Mergers and acquisitions (M&A) reached historic numbers during 2025.
Now, dealmakers are hopeful that 2026 will bring more of the same, The Wall Street Journal (WSJ) reported Wednesday (Dec. 31).
This year saw a record 68 transactions valued at least $10 billion, the report said, citing data from LSEG going back to 1980. That brought the average annual deal size to a new high of nearly $227 million as of last week.
“Large deals are driving the market. And when you see big deals, it’s a sign of CEO and boardroom confidence,” Ivan Farman, global co-head of M&A at Bank of America, told the WSJ, adding that his team expects this momentum will continue in 2026 and beyond, spanning various industries.
The WSJ notes that deal activity picked up this year after worries about White House tariffs began to subside, and has not slowed since. One lawyer said she even got messages from clients on Thanksgiving, a time traditionally viewed as “sacrosanct, even on Wall Street,” the report said.
Jonathan Davis, a corporate partner at Kirkland & Ellis, said companies are moving quickly out of fear of being left out.
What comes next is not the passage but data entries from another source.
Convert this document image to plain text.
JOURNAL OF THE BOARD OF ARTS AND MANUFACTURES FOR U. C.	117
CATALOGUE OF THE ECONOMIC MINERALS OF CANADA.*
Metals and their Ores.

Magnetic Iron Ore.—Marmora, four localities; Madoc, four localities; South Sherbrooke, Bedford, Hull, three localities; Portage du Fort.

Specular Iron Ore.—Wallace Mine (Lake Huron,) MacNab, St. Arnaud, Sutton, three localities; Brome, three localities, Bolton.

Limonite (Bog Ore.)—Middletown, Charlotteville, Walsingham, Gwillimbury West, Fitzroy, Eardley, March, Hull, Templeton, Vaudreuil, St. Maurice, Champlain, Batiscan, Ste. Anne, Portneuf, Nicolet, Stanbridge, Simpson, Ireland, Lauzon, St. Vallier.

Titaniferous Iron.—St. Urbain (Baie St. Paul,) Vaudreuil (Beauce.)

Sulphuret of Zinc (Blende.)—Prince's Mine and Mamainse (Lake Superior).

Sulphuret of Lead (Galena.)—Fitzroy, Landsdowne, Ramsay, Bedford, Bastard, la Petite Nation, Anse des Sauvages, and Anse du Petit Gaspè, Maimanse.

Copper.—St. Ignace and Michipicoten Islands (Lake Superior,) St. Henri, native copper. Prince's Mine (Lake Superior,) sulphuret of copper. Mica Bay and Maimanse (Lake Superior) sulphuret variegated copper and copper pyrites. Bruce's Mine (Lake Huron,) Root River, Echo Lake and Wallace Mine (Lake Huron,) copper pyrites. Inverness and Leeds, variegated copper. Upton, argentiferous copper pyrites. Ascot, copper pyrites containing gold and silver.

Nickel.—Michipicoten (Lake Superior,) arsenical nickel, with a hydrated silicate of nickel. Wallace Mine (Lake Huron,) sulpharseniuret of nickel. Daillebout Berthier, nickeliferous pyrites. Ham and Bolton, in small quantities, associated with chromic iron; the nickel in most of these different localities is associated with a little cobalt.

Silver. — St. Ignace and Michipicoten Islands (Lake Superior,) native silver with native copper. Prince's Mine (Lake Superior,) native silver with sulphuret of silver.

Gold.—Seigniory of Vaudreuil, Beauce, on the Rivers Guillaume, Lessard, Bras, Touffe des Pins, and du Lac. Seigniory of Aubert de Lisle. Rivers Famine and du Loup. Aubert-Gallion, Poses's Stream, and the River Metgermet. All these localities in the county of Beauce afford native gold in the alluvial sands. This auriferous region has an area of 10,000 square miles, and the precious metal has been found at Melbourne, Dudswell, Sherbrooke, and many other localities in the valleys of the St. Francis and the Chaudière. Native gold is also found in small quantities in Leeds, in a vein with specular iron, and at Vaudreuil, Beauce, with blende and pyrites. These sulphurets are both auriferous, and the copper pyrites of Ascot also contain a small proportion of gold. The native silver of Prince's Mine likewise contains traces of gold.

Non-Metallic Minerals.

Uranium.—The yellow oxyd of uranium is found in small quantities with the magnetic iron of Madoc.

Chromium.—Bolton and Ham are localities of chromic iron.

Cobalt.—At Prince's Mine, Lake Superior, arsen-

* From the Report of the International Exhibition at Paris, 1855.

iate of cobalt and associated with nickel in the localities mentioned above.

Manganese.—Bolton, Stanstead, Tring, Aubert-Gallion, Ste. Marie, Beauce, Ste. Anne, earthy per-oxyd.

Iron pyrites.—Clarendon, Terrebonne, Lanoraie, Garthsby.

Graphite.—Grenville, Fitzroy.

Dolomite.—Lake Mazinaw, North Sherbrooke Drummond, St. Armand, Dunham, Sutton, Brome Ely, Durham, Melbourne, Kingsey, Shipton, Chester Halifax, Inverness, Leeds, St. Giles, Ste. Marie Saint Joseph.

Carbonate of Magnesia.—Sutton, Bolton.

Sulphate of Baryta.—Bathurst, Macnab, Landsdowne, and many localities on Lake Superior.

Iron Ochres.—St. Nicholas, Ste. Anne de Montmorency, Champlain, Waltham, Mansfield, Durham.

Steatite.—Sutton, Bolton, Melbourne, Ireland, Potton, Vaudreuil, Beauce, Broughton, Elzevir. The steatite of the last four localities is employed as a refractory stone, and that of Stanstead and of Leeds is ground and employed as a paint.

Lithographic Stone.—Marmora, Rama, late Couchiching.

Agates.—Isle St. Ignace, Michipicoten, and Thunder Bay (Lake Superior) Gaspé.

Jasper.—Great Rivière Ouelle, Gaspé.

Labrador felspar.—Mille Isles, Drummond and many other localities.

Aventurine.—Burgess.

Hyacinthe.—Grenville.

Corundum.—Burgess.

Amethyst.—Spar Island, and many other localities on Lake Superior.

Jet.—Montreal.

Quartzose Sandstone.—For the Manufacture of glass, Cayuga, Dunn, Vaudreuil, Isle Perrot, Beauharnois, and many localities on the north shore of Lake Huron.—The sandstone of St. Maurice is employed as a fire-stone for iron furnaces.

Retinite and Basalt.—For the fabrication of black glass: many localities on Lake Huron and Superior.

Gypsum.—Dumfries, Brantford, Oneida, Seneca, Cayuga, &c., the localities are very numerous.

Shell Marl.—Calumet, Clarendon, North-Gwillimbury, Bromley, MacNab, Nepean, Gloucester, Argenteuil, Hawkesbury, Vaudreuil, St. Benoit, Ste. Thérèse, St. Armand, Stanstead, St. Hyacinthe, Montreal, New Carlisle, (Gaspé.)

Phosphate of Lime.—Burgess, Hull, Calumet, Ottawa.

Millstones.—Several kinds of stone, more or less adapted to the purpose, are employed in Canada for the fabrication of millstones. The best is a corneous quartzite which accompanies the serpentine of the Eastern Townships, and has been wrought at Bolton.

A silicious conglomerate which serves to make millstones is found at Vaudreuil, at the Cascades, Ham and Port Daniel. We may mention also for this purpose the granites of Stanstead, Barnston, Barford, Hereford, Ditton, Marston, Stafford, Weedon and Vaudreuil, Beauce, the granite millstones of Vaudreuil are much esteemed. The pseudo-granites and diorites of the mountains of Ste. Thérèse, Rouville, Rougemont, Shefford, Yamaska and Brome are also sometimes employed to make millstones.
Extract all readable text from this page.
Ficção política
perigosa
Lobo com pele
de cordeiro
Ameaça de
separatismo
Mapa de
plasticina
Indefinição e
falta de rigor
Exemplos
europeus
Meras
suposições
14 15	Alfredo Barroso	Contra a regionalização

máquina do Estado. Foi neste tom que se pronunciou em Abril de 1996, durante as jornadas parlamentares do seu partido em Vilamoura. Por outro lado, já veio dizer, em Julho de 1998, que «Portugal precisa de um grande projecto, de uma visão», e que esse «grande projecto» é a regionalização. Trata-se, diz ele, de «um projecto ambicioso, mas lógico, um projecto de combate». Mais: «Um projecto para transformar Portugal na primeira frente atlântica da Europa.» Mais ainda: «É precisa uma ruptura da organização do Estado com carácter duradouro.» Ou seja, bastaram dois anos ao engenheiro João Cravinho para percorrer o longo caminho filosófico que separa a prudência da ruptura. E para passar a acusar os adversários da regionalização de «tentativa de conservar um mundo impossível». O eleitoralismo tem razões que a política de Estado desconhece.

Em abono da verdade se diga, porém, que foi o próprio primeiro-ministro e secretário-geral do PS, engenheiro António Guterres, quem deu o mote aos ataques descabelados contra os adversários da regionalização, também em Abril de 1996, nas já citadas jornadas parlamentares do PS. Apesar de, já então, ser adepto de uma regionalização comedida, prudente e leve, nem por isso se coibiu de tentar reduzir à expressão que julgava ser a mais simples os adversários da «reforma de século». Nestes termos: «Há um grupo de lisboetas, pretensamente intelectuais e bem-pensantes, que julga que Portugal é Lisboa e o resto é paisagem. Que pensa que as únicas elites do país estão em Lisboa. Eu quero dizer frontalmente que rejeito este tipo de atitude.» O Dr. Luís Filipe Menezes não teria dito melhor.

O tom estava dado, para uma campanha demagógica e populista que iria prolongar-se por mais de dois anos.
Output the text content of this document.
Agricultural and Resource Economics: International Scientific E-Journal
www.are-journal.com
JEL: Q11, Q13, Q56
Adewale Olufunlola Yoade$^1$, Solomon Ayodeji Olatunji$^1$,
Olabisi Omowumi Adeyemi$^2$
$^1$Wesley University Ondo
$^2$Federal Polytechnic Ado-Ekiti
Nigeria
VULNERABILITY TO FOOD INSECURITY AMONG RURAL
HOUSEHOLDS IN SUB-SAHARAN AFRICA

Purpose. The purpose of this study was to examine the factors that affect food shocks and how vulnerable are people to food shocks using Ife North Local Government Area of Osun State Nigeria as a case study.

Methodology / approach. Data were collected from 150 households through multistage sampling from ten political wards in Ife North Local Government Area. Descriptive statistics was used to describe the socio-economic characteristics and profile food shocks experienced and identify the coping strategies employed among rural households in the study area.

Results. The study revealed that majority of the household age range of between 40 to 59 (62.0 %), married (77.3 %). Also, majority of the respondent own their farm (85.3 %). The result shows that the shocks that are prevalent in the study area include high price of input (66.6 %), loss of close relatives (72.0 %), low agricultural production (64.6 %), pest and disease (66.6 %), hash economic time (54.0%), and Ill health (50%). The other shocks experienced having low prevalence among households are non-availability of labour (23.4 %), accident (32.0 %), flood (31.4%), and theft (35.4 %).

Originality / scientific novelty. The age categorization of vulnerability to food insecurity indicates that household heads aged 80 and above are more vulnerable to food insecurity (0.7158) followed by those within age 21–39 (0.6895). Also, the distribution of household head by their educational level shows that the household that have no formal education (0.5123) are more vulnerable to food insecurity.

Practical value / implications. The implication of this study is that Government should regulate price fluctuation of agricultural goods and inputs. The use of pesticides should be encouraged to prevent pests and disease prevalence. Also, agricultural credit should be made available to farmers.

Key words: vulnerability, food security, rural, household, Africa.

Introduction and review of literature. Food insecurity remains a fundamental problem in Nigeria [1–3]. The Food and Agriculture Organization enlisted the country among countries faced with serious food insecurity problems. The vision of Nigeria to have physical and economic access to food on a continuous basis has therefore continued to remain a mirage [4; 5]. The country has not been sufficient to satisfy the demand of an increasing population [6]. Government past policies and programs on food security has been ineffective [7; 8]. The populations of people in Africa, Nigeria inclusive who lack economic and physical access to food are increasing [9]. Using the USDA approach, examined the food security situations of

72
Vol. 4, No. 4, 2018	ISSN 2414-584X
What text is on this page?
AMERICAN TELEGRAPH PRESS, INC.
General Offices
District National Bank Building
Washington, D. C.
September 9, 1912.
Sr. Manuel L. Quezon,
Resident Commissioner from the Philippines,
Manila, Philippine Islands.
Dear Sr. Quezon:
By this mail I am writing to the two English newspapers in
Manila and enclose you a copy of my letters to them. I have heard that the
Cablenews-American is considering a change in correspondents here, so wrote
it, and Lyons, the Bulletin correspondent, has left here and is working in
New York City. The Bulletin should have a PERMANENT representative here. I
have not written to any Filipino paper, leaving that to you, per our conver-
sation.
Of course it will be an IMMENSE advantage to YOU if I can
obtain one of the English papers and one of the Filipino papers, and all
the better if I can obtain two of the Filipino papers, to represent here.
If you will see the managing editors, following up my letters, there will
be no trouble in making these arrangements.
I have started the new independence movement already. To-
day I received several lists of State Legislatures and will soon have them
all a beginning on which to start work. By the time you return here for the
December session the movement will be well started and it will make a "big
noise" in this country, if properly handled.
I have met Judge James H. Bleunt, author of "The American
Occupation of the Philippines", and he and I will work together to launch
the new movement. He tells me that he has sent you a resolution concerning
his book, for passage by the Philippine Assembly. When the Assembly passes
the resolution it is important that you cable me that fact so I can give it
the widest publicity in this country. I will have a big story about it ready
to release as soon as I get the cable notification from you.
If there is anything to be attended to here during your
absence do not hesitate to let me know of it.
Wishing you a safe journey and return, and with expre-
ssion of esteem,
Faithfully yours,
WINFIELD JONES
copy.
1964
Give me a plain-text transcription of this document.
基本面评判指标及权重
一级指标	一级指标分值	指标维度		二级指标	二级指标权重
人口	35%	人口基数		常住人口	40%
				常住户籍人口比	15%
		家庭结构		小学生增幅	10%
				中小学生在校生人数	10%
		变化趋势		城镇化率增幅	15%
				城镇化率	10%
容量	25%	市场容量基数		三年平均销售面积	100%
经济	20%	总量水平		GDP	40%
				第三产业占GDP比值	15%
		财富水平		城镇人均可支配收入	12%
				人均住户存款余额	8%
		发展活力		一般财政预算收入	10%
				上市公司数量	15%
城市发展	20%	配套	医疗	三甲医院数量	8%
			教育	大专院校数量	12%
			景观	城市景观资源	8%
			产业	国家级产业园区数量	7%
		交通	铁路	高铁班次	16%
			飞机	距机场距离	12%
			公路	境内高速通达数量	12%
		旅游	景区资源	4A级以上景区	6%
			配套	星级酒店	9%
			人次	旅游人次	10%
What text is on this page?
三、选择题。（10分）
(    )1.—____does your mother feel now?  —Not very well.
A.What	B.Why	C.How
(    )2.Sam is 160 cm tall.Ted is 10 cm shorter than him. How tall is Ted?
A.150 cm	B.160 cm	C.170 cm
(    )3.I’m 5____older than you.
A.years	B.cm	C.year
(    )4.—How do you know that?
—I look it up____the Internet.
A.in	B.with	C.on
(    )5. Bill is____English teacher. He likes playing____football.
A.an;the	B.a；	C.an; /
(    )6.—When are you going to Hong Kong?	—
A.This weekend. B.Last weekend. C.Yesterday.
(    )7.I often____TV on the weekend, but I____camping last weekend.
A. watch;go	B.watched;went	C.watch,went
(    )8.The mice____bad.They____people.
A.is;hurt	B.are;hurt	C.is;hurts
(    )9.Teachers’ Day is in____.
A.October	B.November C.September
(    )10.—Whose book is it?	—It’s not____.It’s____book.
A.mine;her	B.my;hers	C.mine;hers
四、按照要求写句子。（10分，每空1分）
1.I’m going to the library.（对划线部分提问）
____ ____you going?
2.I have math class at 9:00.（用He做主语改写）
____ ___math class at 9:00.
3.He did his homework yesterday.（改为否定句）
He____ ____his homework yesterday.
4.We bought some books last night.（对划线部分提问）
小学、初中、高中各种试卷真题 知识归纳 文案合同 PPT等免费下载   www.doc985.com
“For the first time in several years, there’s a growing perception that the failure to act quickly risks losing the asset,” he said, while warning there have been numerous times in recent years when it seemed like dealmaking activity was about to take off before an obstacle appeared.
“I am super bullish, but cautiously so,” he told the WSJ.
As covered here earlier this month, this year has seen four deals worth more than $50 billion, five when considering the two offers for Warner Bros. Discovery: $82 billion from Netflix and $108 billion from Paramount.
Other major deals this year include Union Pacific’s agreement to buy Norfolk Southern for $72 billion, and videogame maker Electronic Arts plan to go private in a $55 billion deal.
It’s also been a big year for bank mergers, with American regulators approving combinations at their fastest pace in more than three decades.
In related news, PYMNTS wrote recently on the role AI is playing in dealmaking, arguing that the results here still depend on “people, processes and disciplined implementation.”
Large language models still need close human supervision, as output quality depends on data clarity and prompt design. Early pilots at a number of companies stalled when teams determined AI struggled with financial nuance without strict guardrails.
As Wells Fargo EVP Kunal Madhok noted, “A lot of studies talk about plug-and-play POCs. That does not generate ROI. The big unlock is rethinking how you do things with the tools.”